Mean Wind

The The Guests Guests Are Are Gone Gone Gone Gone

(Self-released; 2010)

By Lindsay Zoladz | 13 January 2011

Mean Wind’s latest EP, the vertiginously monikered The The Guests Guests Are Are Gone Gone Gone Gone, is a haunted house of a record, all creaky and spectral. Upon first letting it fill my room, I thought my speakers, as they sometimes do, were picking up frequencies from a nearby radio station—tinny, phantom songs haunting moments of quiet, just faint enough to be charged with mystery rather than revealed as the ubiquitous pop hits or furniture store jingles they probably are. In headphones, though, Mean Wind’s music itself proves to be the source of this chatter. Its margins brim with all kinds of life: chirping birds, rustling trees, and voices murmuring to no one in particular. If the stuff going on at its outer edges is this interesting, just imagine how good the songs are.

Set as proudly and ostentatiously as a jewel in the middle of the five-song EP, “Kingdom Come” is the obvious stand-out. It starts sparsely—near-unaccompanied vocals that echo like clouds of wintry breath—then, rather suddenly, it bursts forth with the lush sound of tuneful, guitar-driven pop. As far as vocals go, Mean Wind recall the layered, nasal dissonance of Women transported into whatever forest Fleet Foxes rent out to record their harmonies. Their sound is outdoorsy, but not coy or pastoral—more that their music is imbued with a naturalistic attention to detail. Mean Wind do silence the way Grizzly Bear do silence: loaded with texture and floating dust mites caught in stray sunbeams. The Guests Are Gone showcases not just songs but a rich and resonant sonic space. I’d venture to say that people who like Yellow House (2006) because the music made them visualize the exact space it was recorded in—each song a different, half-lit room—will probably like Mean Wind quite a bit.

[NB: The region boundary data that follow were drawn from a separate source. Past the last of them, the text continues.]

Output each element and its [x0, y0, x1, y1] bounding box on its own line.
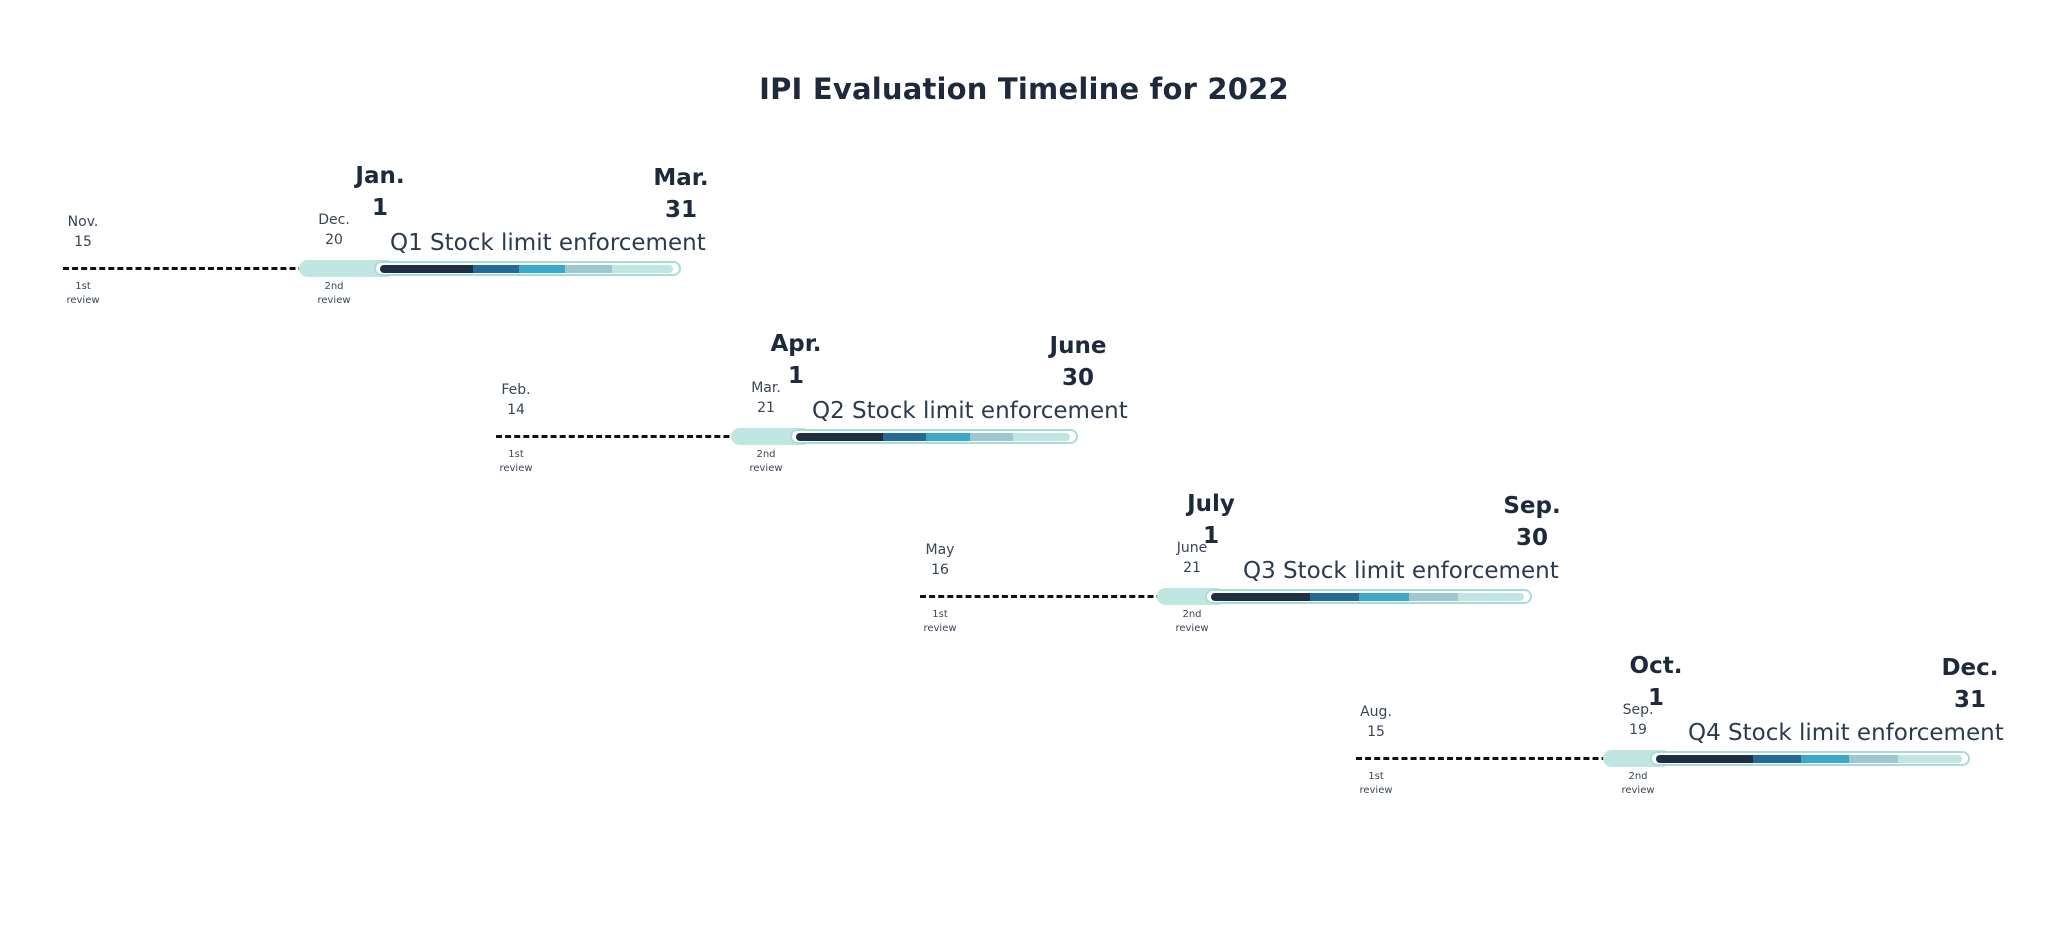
first-review-month: Aug.: [1360, 704, 1392, 720]
first-review-day: 15: [1367, 724, 1385, 740]
first-review-caption: 1st: [932, 609, 948, 620]
second-review-caption: 2nd: [1628, 771, 1648, 782]
page-title: IPI Evaluation Timeline for 2022: [759, 72, 1289, 106]
progress-band-3: [926, 433, 970, 441]
progress-band-5: [1457, 593, 1524, 601]
quarter-start-day: 1: [1202, 523, 1220, 549]
quarter-start-day: 1: [1647, 685, 1665, 711]
quarter-end-month: June: [1049, 333, 1107, 359]
enforcement-label: Q2 Stock limit enforcement: [812, 398, 1128, 424]
progress-band-4: [969, 433, 1013, 441]
first-review-day: 15: [74, 234, 92, 250]
progress-band-5: [611, 265, 673, 273]
second-review-caption: 2nd: [756, 449, 776, 460]
quarter-end-month: Dec.: [1941, 655, 1999, 681]
progress-band-1: [380, 265, 473, 273]
progress-band-1: [1211, 593, 1310, 601]
second-review-month: Mar.: [751, 380, 781, 396]
first-review-month: May: [925, 542, 955, 558]
enforcement-label: Q1 Stock limit enforcement: [390, 230, 706, 256]
progress-band-3: [1800, 755, 1850, 763]
first-review-caption: review: [1359, 785, 1393, 796]
progress-band-5: [1897, 755, 1962, 763]
quarter-end-day: 30: [1515, 525, 1549, 551]
review-dashed-line: [496, 435, 784, 438]
progress-band-2: [1309, 593, 1360, 601]
review-dashed-line: [63, 267, 368, 270]
quarter-start-day: 1: [371, 195, 389, 221]
first-review-caption: 1st: [508, 449, 524, 460]
enforcement-label: Q4 Stock limit enforcement: [1688, 720, 2004, 746]
first-review-month: Nov.: [67, 214, 99, 230]
second-review-day: 21: [1183, 560, 1201, 576]
first-review-caption: 1st: [1368, 771, 1384, 782]
first-review-caption: 1st: [75, 281, 91, 292]
first-review-day: 14: [507, 402, 525, 418]
second-review-day: 20: [325, 232, 343, 248]
first-review-caption: review: [66, 295, 100, 306]
second-review-caption: review: [317, 295, 351, 306]
progress-band-4: [565, 265, 612, 273]
second-review-month: Dec.: [318, 212, 350, 228]
quarter-end-month: Sep.: [1503, 493, 1561, 519]
quarter-start-month: July: [1187, 491, 1235, 517]
progress-band-1: [796, 433, 883, 441]
quarter-end-day: 31: [1953, 687, 1987, 713]
progress-band-2: [472, 265, 519, 273]
first-review-month: Feb.: [501, 382, 531, 398]
progress-band-3: [518, 265, 566, 273]
quarter-end-month: Mar.: [653, 165, 709, 191]
first-review-caption: review: [923, 623, 957, 634]
second-review-caption: 2nd: [324, 281, 344, 292]
first-review-caption: review: [499, 463, 533, 474]
review-dashed-line: [920, 595, 1199, 598]
quarter-start-day: 1: [787, 363, 805, 389]
quarter-end-day: 31: [664, 197, 698, 223]
progress-band-5: [1012, 433, 1070, 441]
quarter-end-day: 30: [1061, 365, 1095, 391]
quarter-row-q1: Nov. 15 1st review Dec. 20 2nd review Jan. 1 Mar. 3…: [0, 163, 2048, 328]
second-review-month: Sep.: [1622, 702, 1654, 718]
quarter-start-month: Jan.: [355, 163, 405, 189]
second-review-caption: review: [1175, 623, 1209, 634]
progress-band-4: [1408, 593, 1458, 601]
second-review-caption: 2nd: [1182, 609, 1202, 620]
quarter-start-month: Apr.: [770, 331, 822, 357]
quarter-row-q3: May 16 1st review June 21 2nd review July 1 Sep. 30…: [0, 491, 2048, 656]
first-review-day: 16: [931, 562, 949, 578]
quarter-row-q2: Feb. 14 1st review Mar. 21 2nd review Apr. 1 June 3…: [0, 331, 2048, 496]
progress-band-2: [1752, 755, 1801, 763]
second-review-caption: review: [749, 463, 783, 474]
review-dashed-line: [1356, 757, 1644, 760]
progress-band-4: [1849, 755, 1898, 763]
enforcement-label: Q3 Stock limit enforcement: [1243, 558, 1559, 584]
progress-band-1: [1656, 755, 1753, 763]
second-review-month: June: [1176, 540, 1208, 556]
second-review-day: 19: [1629, 722, 1647, 738]
progress-band-2: [882, 433, 927, 441]
second-review-caption: review: [1621, 785, 1655, 796]
second-review-pill: [299, 260, 395, 277]
second-review-day: 21: [757, 400, 775, 416]
quarter-row-q4: Aug. 15 1st review Sep. 19 2nd review Oct. 1 Dec. 3…: [0, 653, 2048, 818]
quarter-start-month: Oct.: [1629, 653, 1683, 679]
progress-band-3: [1359, 593, 1409, 601]
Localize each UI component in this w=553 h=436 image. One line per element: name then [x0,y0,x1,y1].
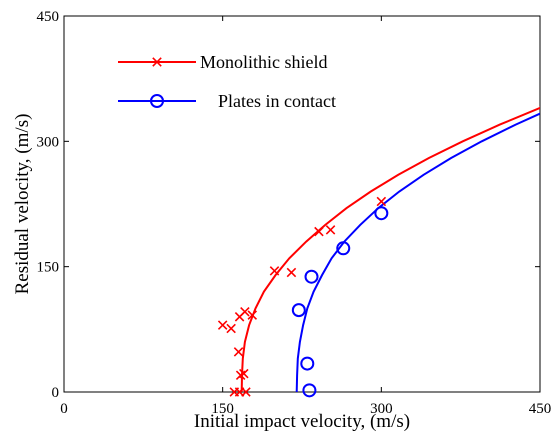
series-1-point-16 [376,196,387,207]
legend-marker-1 [152,57,162,67]
series-2-point-5 [336,241,351,256]
series-1-fit-line [240,106,540,392]
series-1-point-10 [240,307,250,317]
x-tick-label-0: 0 [60,401,68,417]
series-1-point-5 [239,368,249,379]
legend-label-1: Monolithic shield [200,52,328,72]
series-1-point-13 [286,267,297,278]
y-tick-label-2: 300 [37,134,60,150]
series-1-point-3 [241,387,251,397]
legend-marker-2 [150,94,164,108]
series-1-point-12 [269,266,280,276]
x-tick-label-1: 150 [211,401,234,417]
legend: Monolithic shield Plates in contact [118,52,336,111]
y-tick-label-1: 150 [37,260,60,276]
y-tick-label-3: 450 [37,9,60,25]
x-tick-label-2: 300 [370,401,393,417]
x-tick-label-3: 450 [529,401,552,417]
series-1-point-6 [233,347,244,357]
data-markers [217,196,389,398]
series-1-point-11 [247,310,258,320]
legend-entry-2: Plates in contact [118,91,336,111]
series-2-point-2 [300,356,315,371]
series-2-point-6 [374,206,389,221]
legend-entry-1: Monolithic shield [118,52,328,72]
x-axis-label: Initial impact velocity, (m/s) [194,411,410,432]
y-axis-label: Residual velocity, (m/s) [12,114,33,295]
series-1-point-15 [325,225,336,235]
series-1-point-7 [217,320,228,330]
series-2-point-1 [302,383,317,398]
legend-label-2: Plates in contact [218,91,336,111]
y-tick-label-0: 0 [52,385,60,401]
axis-ticks: 0 150 300 450 0 150 300 450 [37,9,552,417]
series-1-point-14 [314,226,324,237]
series-2-point-3 [291,303,306,318]
series-2-point-4 [304,269,319,284]
series-1-point-8 [226,323,236,334]
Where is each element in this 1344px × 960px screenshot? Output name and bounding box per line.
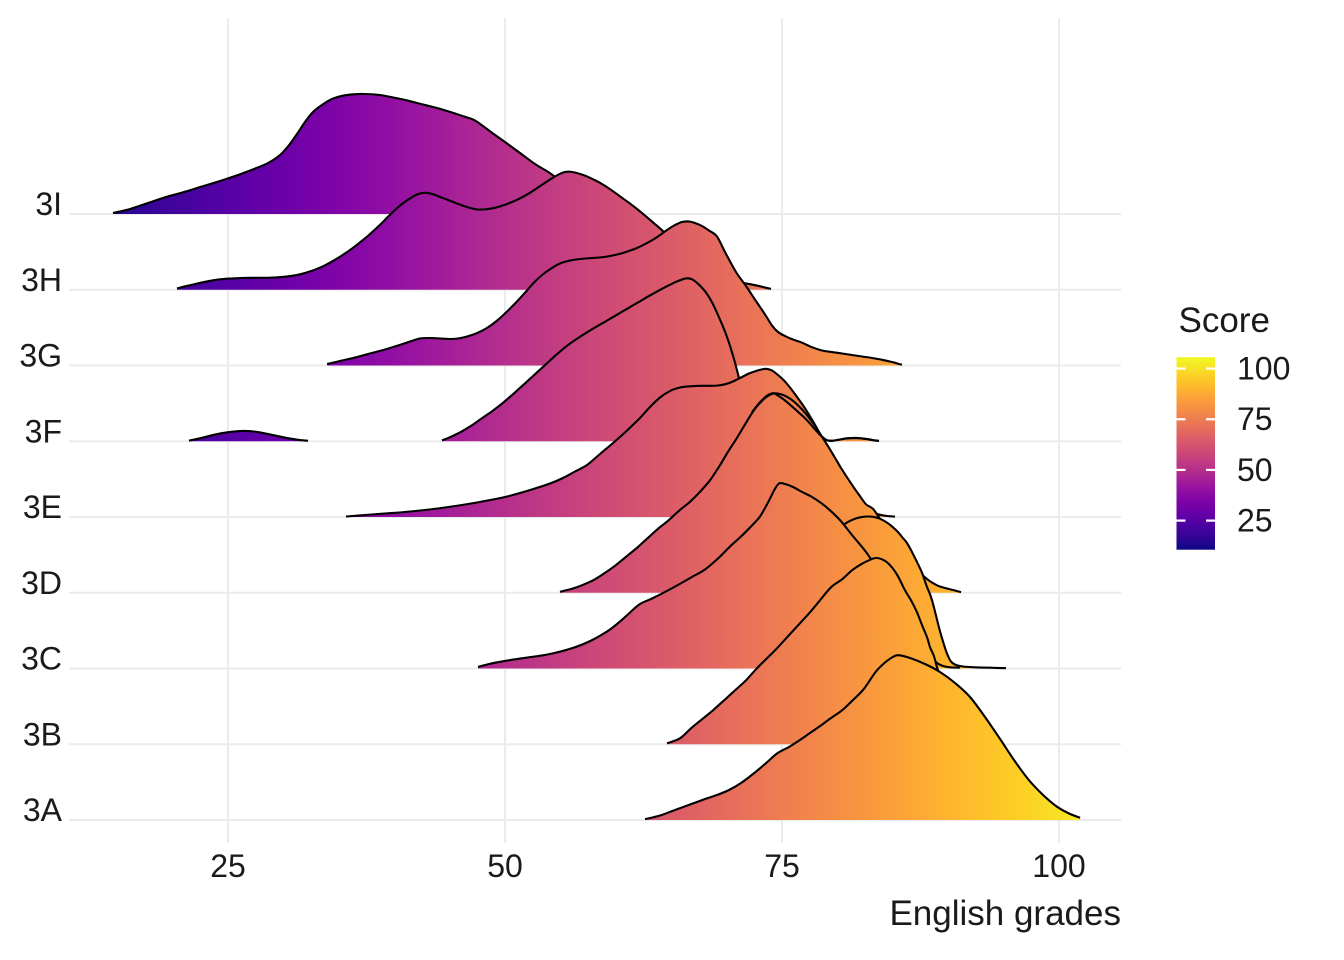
x-tick-label-100: 100 [1032,848,1085,884]
ridge-line-3F-overlay [751,392,880,442]
legend-label-25: 25 [1237,503,1273,539]
y-tick-label-3E: 3E [23,489,62,525]
y-tick-label-3D: 3D [21,565,62,601]
y-tick-label-3H: 3H [21,262,62,298]
ridge-line-3A [644,654,1081,821]
legend-label-75: 75 [1237,401,1273,437]
y-tick-label-3G: 3G [19,338,62,374]
x-axis-title: English grades [889,894,1121,933]
ridge-fill-3I [113,93,626,214]
legend-colorbar [1176,357,1215,550]
x-tick-label-75: 75 [764,848,800,884]
ridges [112,92,1081,821]
ridge-3A [644,654,1081,821]
ridge-fill-3A [645,655,1081,820]
axes: 3I 3H 3G 3F 3E 3D 3C 3B 3A 25 50 75 100 English grade… [19,186,1121,933]
legend-title: Score [1179,301,1270,340]
ridge-line-3I [112,92,627,215]
legend: Score 100 75 50 25 [1176,301,1290,550]
y-tick-label-3C: 3C [21,641,62,677]
y-tick-label-3B: 3B [23,716,62,752]
ridge-line-3F [188,429,309,442]
y-tick-label-3F: 3F [25,413,62,449]
y-tick-label-3I: 3I [35,186,62,222]
legend-label-100: 100 [1237,351,1290,387]
ridge-3G [326,220,903,366]
x-tick-label-25: 25 [210,848,246,884]
ridge-3I [112,92,627,215]
legend-label-50: 50 [1237,452,1273,488]
ridge-fill-3G [327,221,903,366]
ridge-line-3G [326,220,903,366]
x-tick-label-50: 50 [487,848,523,884]
ridge-fill-3F [189,430,308,442]
y-tick-label-3A: 3A [23,792,63,828]
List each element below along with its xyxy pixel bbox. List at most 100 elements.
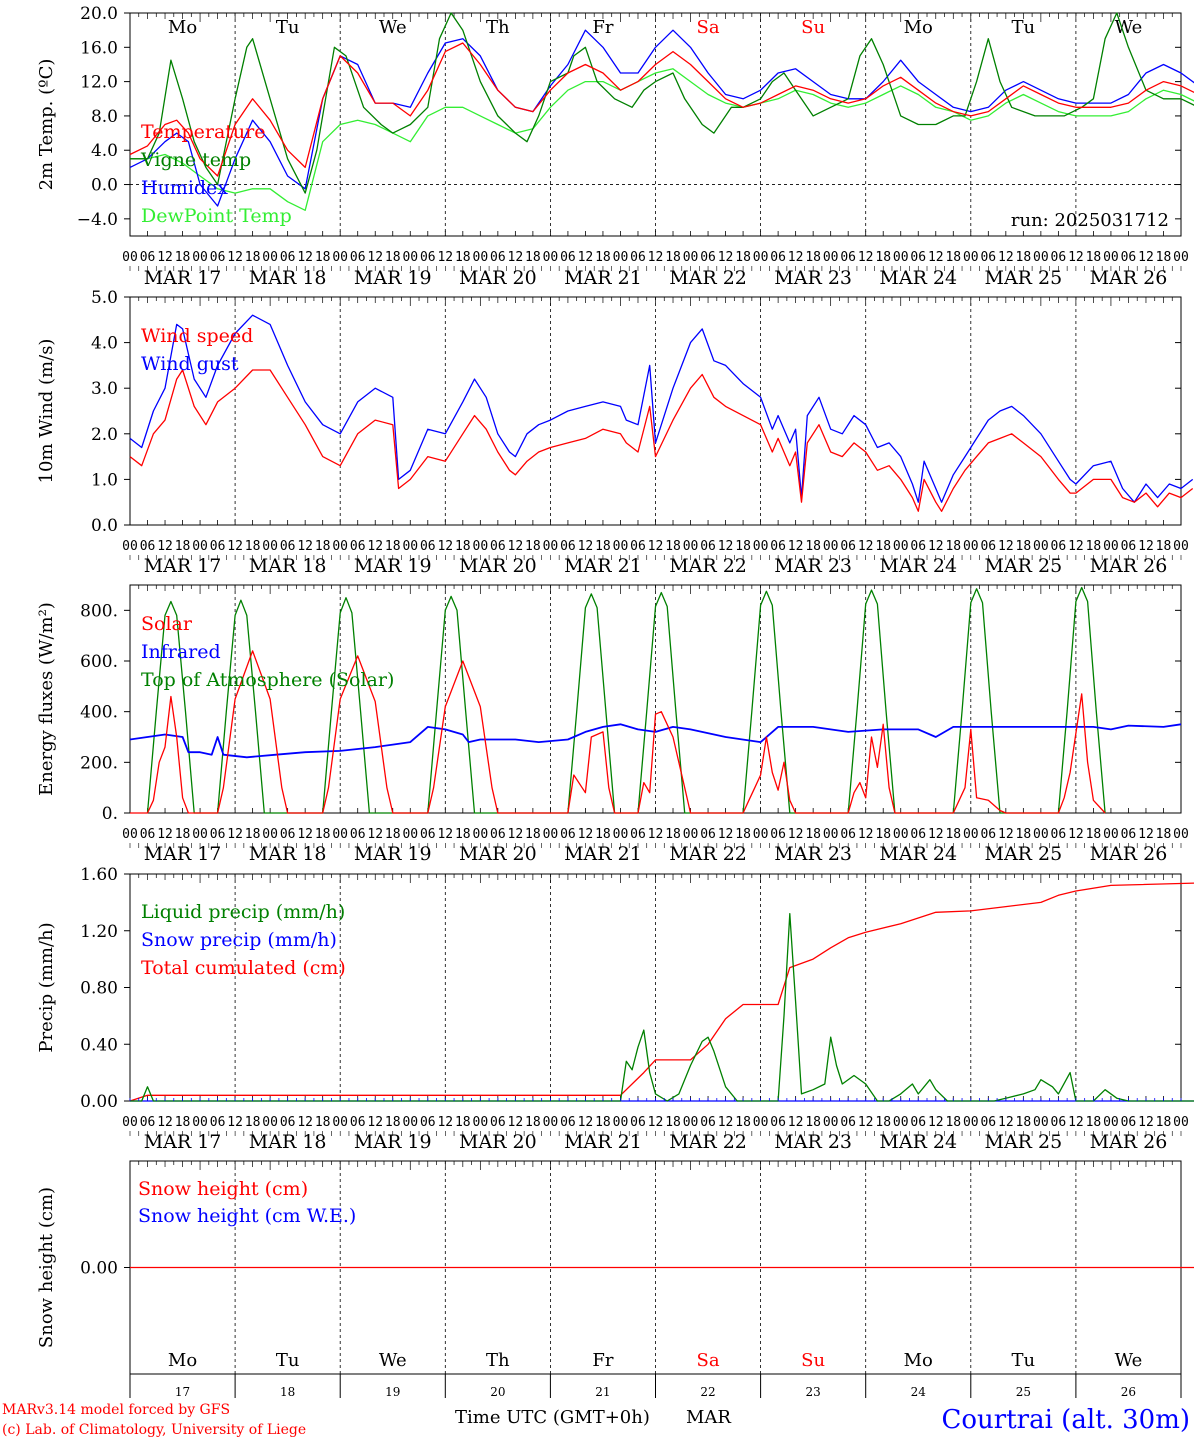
hour-tick-label: 06 [1051, 1115, 1067, 1130]
hour-tick-label: 06 [210, 250, 226, 265]
hour-tick-label: 00 [192, 539, 208, 554]
hour-tick-label: 12 [998, 539, 1014, 554]
hour-tick-label: 06 [700, 1115, 716, 1130]
series-line-wind-gust [129, 314, 1194, 503]
series-line-humidex [129, 29, 1194, 207]
day-number: 19 [385, 1385, 400, 1399]
hour-tick-label: 06 [770, 250, 786, 265]
hour-tick-label: 18 [525, 539, 541, 554]
hour-tick-label: 06 [140, 1115, 156, 1130]
hour-tick-label: 12 [928, 539, 944, 554]
hour-tick-label: 12 [718, 1115, 734, 1130]
hour-tick-label: 18 [175, 250, 191, 265]
hour-tick-label: 06 [280, 250, 296, 265]
hour-tick-label: 12 [998, 1115, 1014, 1130]
day-label: Sa [697, 1350, 720, 1371]
hour-tick-label: 18 [875, 1115, 891, 1130]
hour-tick-label: 12 [367, 539, 383, 554]
y-tick-label: 16.0 [80, 38, 118, 58]
hour-tick-label: 06 [560, 250, 576, 265]
hour-tick-label: 06 [630, 1115, 646, 1130]
hour-tick-label: 00 [473, 1115, 489, 1130]
y-tick-label: 0. [102, 804, 118, 824]
hour-tick-label: 00 [1103, 539, 1119, 554]
hour-tick-label: 00 [613, 1115, 629, 1130]
y-tick-label: −4.0 [77, 210, 118, 230]
hour-tick-label: 00 [332, 1115, 348, 1130]
hour-tick-label: 00 [262, 1115, 278, 1130]
series-line-temperature [129, 42, 1194, 177]
hour-tick-label: 06 [560, 1115, 576, 1130]
hour-tick-label: 12 [648, 250, 664, 265]
y-tick-label: 600. [80, 652, 118, 672]
hour-tick-label: 06 [140, 250, 156, 265]
hour-tick-label: 00 [473, 827, 489, 842]
hour-tick-label: 06 [490, 250, 506, 265]
hour-tick-label: 00 [1033, 1115, 1049, 1130]
hour-tick-label: 18 [1016, 827, 1032, 842]
date-label: MAR 17 [144, 555, 222, 577]
hour-tick-label: 12 [718, 539, 734, 554]
hour-tick-label: 12 [367, 1115, 383, 1130]
hour-tick-label: 12 [1068, 827, 1084, 842]
hour-tick-label: 06 [980, 250, 996, 265]
hour-tick-label: 18 [525, 250, 541, 265]
hour-tick-label: 06 [840, 827, 856, 842]
day-number: 23 [806, 1385, 821, 1399]
date-label: MAR 22 [669, 555, 747, 577]
hour-tick-label: 06 [140, 827, 156, 842]
hour-tick-label: 18 [595, 539, 611, 554]
hour-tick-label: 18 [385, 1115, 401, 1130]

Though not as immediate, the tracks surrounding “Kingdom Come” have plenty to offer too. The EP unfurls with a lazy dynamism, each song a bit longer and less hurried than the last. “Equality Before the Law (The Guests Are Here)” is peopled with shady characters and the wobbling, echo-y plucks of a guitar. The following track, “The Guests Are Gone,” provides not only the titular narrative progression but also the compositional sparseness it implies. “They’ve taken their immaculate remarks and fled the scene” goes the lyric; and they seem to have taken the nervous-twitching guitars and drums with them: all that’s left is a voice reverberating over a heartbeat bass line. By the time we reach the final track, the seven-minute “Sunday Was a Writeoff…,” the tense atmosphere that begins the record has completed its slow dissolve. As the title hints, it’s a song about basking in a lovely day. Even the ellipses seem to trail off into blissful nothing.

Mean Wind is a Bandcamp band through and through, by which I mean that everything they’ve recorded (as far as I can tell, anyway) is up for free download there. In case you’re unaware, Bandcamp is a rapidly growing site that allows bands to host albums and singles for digital download, either on a pay-what-you-want model or—quite often—for free. It’s been fun to watch Bandcamp from its tottering infancy to now, just as it begins to gain footing. Though it’s still at a fresh and exciting stage: if there are still such things as business-suited A&R men, I don’t think they’ve yet caught onto Bandcamp as a breeding ground for new signees. So in our information-drenched, hype-band-obsessed digital age, Bandcamp has not only allowed independent artists a venue for increased exposure, it’s remained a personalized, anything-goes type platform (think of the early, formless days of Myspace—or, if you can, independent music before the Internet) which still gives a band like Mean Wind room to exist enclosed in an aura of mystique.

There is virtually no information about Mean Wind accessible through Google sleuthing (the only biographical fact they’ve seemed to unleash into the SEO wilderness is that they’re from Halifax); no publicity photos of them posing in funny sunglasses; no concrete indication that they even are a “them.” There is, rather refreshingly, just the music. With this, their latest release, that amounts to one other solid EP, What Happens in Hingham Stays in Hingham (2010), and a song called “Darius Rucker is DEAD” (“It’s the year 2049 and Darius Rucker is dead / I don’t want to know how it happened / No”), a cover song, it’s explained elusively on their Bandcamp page, originally done by an artist in one of the band member’s dreams. So that’s what we’ve got: mystique and some music. Which is enough for now, though Gone Gone Gone offers plenty of reasons to assume it’s only the beginning.